Mahdipour, yang mendaftarkan Salih dengan nama Muhammed Emin, menceritakan bahwa dia mengatakan yang sebenarnya ketika dia sedang mempersiapkan pernikahannya setelah lulus dari sekolah hukum.

Baca Juga

Pada usia 24 tahun saat itu, Salih memulai pencarian panjang untuk menemukan keluarganya.

Dia melakukan perjalanan dari Teheran ke Kermanshah tempat di mana dia mengumpulkan data tentang anak-anak yang hilang pada masa itu.

Salih berpikir, dia mungkin adalah anak yang hilang di Halabja, Sulaymaniyah.

Tetapi banyak hal berubah ketika Salih menceritakan kisahnya kepada Lokman Abdulkadir, kepala Asosiasi Korban Serangan Kimia di Halabja, sebagai tamu di sebuah acara televisi lokal.

Reuni

Rashid segera mengenalinya ketika dia melihatnya di layar televisi sebagaimana dilansir Anadolu, Sabtu (21/12/2019).

“Aku ingin bertemu dengannya bahkan sebentar. Ketika kami pertama kali bertemu, kami berpelukan dan mulai menangis,” katanya kepada Anadolu Agency (AA).

“Ketika Khalil Muhammed Salih muncul di televisi, saya mengenalinya dan mengatakan, ‘Ini anak saya.’ Saya segera mengundang Lokman Abdulkadir dan mengatakan kepadanya bahwa dia harus membawa Salih kepadanya. Dan saya mengatakan bahwa saya tidak punya bukti, tetapi dia adalah milik saya.
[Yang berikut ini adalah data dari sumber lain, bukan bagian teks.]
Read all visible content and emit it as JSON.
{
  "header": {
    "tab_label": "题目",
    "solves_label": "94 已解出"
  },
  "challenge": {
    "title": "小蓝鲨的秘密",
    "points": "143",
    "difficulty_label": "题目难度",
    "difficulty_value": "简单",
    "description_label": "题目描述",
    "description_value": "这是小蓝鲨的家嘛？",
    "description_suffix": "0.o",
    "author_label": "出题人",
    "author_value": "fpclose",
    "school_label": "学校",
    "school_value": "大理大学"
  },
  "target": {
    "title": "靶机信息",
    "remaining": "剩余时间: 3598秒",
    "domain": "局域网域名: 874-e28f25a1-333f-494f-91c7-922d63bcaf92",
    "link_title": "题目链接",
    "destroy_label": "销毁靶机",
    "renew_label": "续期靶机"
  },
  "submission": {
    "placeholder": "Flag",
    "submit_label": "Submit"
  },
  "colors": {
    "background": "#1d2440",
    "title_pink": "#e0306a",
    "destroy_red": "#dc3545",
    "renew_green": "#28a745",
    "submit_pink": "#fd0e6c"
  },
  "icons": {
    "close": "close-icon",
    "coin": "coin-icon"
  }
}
Aku baru tahu dia adalah putraku,” kisahnya.

Pengadilan lokal Halabja memerintahkan tes DNA di Teheran. Hasilnya membuktikan ada hubungan darah di antara keduanya. Bukti ini ke pengadilan Halabja.

Tetapi pengadilan menolak menerima hasil tes tersebut karena menginginkan tes DNA dilakukan di Inggris.

Keluarga Rashid pun mendaftar ke pengadilan untuk tes DNA yang akan dilakukan di Erbil. Dan sekali lagi, hasil tes DNA itu membuktikan Salih adalah putra Rashid.

Setelah itu, pengadilan Halabja menegaskan bahwa Khalil Muhammed Salih adalah putra Maliha Muhammed Rashid.

Salih mendapatkan kembali identitas Irak-nya dalam sebuah upacara pada 17 Desember di Halabja. Orang tua angkatnya dari keluarga Iran turut menyaksikan. Karena bekerja sebagai ahli forensik di Iran, Salih sementara harus kembali ke negara tetangga Irak itu.